EXTEND-IA TNK Part 2 Trial Findings Published

April 7, 2020—The EXTEND-IA TNK Part 2 trial investigated the effect of intravenous tenecteplase dose on cerebral reperfusion before thrombectomy in patients with large vessel occlusion ischemic stroke. Specifically, the trial sought to determine whether a 0.40-mg/kg dose of tenecteplase, compared with 0.25 mg/kg of tenecteplase, improved cerebral reperfusion before endovascular thrombectomy in these patients. The background of the study is that, compared with alteplase, intravenous thrombolysis with tenecteplase is known to improve reperfusion before endovascular thrombectomy for ischemic stroke.

Bruce C. V. Campbell, PhD, et al published the findings from the EXTEND-IA TNK Part 2 trial in Journal of the American Medical Association (JAMA; 2020;323:1257–1265).

This randomized clinical trial showed that the percentage of patients who achieved substantial reperfusion before endovascular thrombectomy was 19.3% in each tenecteplase dose group, with no statistically significant difference. The findings suggest that the 0.40-mg/kg dose of tenecteplase does not confer an advantage over the 0.25-mg/kg dose in patients with large vessel occlusion ischemic stroke in whom endovascular thrombectomy is planned, concluded the investigators in JAMA.

From December 2017 to July 2019, the randomized clinical trial included 300 adult patients (mean age, 72.7 years; 141 [47%] women) at 27 hospitals in Australia and one hospital in New Zealand using open-label treatment and blinded assessment of radiologic and clinical outcomes. Follow-up continued until October 2019. All 300 patients who were randomized completed the trial.

The patients had experienced ischemic stroke caused by occlusion of the intracranial internal carotid, basilar, or middle cerebral artery and were treated < 4.5 hours after symptom onset using standard intravenous thrombolysis eligibility criteria.
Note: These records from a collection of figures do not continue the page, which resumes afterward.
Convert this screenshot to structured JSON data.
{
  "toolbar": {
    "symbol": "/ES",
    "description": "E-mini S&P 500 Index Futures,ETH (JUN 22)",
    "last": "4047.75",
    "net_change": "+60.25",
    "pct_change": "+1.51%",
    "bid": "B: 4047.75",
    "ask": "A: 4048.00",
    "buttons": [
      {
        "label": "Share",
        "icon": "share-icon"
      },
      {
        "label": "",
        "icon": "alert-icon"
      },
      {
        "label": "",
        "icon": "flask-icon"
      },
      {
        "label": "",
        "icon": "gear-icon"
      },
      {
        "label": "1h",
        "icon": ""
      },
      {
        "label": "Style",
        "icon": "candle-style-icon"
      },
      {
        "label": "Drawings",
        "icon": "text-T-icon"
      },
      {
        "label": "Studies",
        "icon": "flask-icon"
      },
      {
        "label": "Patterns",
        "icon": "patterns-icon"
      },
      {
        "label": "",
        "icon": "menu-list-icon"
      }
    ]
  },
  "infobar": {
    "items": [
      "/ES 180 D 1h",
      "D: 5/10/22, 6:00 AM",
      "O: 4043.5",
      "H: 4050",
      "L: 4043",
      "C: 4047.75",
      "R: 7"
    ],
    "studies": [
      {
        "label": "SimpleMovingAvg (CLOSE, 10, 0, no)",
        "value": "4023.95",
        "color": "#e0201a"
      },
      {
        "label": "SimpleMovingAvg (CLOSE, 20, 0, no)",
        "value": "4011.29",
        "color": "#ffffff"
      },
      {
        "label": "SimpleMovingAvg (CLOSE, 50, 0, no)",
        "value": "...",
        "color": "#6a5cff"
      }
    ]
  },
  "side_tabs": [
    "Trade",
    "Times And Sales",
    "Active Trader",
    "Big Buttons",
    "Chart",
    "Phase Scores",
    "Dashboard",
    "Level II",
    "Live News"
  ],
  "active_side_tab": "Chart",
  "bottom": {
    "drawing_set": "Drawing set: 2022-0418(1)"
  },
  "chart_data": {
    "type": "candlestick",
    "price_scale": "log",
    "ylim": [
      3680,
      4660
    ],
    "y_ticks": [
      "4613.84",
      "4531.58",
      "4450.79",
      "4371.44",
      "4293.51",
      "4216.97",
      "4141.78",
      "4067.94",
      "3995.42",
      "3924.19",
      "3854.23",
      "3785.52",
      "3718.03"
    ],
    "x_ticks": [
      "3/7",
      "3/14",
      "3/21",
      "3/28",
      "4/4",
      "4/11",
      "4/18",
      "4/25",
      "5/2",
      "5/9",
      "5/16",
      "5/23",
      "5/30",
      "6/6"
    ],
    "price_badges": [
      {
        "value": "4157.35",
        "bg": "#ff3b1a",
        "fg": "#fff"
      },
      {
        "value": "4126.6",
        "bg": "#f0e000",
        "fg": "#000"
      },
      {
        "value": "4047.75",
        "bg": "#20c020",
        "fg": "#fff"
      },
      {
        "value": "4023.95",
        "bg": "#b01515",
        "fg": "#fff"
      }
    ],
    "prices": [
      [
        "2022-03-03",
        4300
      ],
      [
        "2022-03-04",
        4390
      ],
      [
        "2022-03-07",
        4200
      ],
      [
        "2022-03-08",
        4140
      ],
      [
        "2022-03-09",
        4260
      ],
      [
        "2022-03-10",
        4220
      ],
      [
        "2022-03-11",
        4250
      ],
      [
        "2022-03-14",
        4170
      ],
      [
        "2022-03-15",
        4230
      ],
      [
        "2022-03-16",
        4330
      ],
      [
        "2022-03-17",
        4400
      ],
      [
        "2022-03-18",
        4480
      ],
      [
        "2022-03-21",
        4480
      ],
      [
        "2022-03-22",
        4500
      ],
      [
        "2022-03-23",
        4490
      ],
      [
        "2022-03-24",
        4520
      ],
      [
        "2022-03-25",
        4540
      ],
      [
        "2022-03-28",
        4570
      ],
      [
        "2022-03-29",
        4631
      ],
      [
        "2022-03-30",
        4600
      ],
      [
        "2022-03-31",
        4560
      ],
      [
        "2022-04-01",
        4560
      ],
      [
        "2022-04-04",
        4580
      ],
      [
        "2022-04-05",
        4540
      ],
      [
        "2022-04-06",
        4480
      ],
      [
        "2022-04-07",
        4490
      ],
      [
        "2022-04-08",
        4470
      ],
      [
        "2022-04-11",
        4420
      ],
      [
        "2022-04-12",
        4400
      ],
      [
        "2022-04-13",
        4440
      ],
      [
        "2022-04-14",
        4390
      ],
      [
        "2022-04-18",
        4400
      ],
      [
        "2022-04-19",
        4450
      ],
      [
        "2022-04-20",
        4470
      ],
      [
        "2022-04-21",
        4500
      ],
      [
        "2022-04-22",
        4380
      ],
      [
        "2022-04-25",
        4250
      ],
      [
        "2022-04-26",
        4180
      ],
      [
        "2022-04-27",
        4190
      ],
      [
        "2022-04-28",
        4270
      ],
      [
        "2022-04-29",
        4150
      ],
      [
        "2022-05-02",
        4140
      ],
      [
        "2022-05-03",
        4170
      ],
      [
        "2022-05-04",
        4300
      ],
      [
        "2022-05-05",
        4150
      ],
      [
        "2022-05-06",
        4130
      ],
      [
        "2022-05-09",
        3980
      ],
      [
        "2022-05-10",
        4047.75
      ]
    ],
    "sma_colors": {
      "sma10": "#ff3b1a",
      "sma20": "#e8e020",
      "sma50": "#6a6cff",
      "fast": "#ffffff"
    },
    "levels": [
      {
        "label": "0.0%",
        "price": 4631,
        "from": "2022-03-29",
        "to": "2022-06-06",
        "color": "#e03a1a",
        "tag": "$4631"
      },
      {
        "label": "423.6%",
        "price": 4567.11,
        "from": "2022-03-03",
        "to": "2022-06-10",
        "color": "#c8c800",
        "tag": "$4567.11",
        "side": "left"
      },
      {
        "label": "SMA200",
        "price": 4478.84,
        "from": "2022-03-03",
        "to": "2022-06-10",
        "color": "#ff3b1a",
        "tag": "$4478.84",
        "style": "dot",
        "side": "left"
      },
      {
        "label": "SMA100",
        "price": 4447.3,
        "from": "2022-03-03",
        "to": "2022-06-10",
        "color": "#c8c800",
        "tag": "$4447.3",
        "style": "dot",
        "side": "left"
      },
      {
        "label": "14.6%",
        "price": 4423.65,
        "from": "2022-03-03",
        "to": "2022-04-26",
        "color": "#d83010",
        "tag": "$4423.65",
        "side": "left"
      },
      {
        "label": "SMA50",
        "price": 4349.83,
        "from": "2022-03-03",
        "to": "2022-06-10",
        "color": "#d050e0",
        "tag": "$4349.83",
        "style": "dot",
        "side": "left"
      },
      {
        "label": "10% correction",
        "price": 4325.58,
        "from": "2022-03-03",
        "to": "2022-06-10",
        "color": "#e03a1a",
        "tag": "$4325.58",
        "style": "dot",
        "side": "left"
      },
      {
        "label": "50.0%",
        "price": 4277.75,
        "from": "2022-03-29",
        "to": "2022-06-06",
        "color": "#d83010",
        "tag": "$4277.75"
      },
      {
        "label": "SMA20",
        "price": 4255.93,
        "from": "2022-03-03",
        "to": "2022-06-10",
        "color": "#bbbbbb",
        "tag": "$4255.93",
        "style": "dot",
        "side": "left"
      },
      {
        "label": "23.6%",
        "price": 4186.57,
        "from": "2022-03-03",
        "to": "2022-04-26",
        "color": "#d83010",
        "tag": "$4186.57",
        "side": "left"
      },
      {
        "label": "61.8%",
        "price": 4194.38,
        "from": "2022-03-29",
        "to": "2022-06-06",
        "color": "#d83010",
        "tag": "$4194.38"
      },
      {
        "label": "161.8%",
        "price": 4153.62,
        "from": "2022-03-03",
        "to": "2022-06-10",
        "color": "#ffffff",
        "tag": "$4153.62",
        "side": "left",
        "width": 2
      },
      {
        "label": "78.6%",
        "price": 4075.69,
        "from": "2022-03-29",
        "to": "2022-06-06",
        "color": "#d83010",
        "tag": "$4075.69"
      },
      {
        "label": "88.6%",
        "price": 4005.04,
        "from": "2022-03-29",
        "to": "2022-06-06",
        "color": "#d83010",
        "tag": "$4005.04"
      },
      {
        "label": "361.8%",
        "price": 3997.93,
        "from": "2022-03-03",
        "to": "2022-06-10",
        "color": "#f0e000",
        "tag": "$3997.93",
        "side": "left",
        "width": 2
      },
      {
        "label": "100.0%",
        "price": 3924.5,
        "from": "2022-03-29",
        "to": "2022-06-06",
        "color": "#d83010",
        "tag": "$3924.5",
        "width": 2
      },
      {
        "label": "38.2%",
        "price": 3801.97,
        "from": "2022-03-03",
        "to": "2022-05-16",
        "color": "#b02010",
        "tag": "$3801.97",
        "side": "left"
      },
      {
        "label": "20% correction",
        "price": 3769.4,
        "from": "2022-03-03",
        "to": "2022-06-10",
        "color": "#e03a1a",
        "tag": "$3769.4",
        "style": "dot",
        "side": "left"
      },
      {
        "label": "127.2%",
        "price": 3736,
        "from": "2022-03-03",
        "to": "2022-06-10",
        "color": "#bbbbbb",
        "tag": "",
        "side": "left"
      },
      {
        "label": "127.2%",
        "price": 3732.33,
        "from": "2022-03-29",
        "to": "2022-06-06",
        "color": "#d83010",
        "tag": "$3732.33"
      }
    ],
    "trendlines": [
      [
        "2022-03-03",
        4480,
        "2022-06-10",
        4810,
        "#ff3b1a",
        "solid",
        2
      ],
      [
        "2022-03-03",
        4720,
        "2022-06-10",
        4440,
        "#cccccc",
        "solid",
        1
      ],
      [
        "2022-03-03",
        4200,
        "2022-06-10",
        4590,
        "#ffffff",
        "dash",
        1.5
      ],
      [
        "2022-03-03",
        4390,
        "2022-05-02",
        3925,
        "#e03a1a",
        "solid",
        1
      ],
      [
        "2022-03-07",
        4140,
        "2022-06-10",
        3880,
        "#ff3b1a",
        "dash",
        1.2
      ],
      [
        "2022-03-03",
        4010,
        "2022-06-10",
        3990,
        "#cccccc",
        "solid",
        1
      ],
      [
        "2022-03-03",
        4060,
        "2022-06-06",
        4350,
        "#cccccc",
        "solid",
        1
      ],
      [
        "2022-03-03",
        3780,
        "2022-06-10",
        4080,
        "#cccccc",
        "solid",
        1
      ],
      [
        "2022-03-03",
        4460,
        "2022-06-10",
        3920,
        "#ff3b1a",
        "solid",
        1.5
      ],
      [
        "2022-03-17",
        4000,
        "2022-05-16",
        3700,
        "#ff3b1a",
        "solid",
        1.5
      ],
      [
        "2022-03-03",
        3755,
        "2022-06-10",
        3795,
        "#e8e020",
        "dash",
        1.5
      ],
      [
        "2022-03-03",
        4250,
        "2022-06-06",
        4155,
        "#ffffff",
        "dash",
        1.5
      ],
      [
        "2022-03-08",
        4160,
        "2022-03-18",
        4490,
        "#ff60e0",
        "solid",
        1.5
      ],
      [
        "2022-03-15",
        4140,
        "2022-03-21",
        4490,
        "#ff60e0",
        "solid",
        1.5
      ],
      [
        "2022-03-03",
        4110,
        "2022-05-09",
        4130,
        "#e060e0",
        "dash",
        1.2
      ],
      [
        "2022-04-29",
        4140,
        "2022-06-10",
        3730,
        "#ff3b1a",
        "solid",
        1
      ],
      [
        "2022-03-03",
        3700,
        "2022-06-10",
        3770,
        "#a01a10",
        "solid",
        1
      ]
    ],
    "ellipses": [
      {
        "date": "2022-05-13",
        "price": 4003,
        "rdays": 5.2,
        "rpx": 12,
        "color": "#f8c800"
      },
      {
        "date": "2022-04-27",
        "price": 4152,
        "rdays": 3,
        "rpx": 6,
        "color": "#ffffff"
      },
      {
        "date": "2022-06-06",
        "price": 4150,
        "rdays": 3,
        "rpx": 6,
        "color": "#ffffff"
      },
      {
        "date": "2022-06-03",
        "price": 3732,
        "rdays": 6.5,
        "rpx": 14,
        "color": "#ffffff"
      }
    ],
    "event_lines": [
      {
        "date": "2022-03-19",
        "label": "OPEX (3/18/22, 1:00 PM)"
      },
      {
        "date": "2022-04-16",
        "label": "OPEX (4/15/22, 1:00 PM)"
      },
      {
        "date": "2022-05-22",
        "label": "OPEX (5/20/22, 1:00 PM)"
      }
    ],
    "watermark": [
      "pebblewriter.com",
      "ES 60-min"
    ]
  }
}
Open-label tenecteplase at 0.40 mg/kg (maximum, 40 mg; n = 150) or 0.25 mg/kg (maximum, 25 mg; n = 150) was given as a bolus before endovascular thrombectomy.

The study's primary outcome was reperfusion of > 50% of the involved ischemic territory before thrombectomy, assessed by consensus of two blinded neuroradiologists.

In JAMA, the investigators reported that the number of patients with > 50% reperfusion of the previously occluded vascular territory was 29 (19.3%) of 150 in both groups (unadjusted risk difference, 0%; 95% confidence interval [CI], -8.9%– -8.9%; adjusted risk ratio, 1.03; 95% CI, 0.66–1.61; P = .89).

Prespecified secondary outcomes were:

  • Level of disability at day 90 (modified Rankin Scale [mRS] score; range, 0–6)
  • mRS score of 0 to 1 (freedom from disability) or no change from baseline at 90 days
  • mRS score of 0 to 2 (functional independence) or no change from baseline at 90 days
  • Substantial neurologic improvement at 3 days
  • Symptomatic intracranial hemorrhage within 36 hours
  • All-cause death

Among the six secondary outcomes, there were no significant differences in any of the four functional outcomes between the 0.40 mg/kg and 0.25 mg/kg groups nor in all-cause deaths (26 [17%] vs 22 [15%]; unadjusted risk difference, 2.7%; 95% CI, -5.6%–1%) or symptomatic intracranial hemorrhage (7 [4.7%] vs 2 [1.3%]; unadjusted risk difference, 3.3%; 95% CI, -0.5%–7.2%), reported the investigators in JAMA.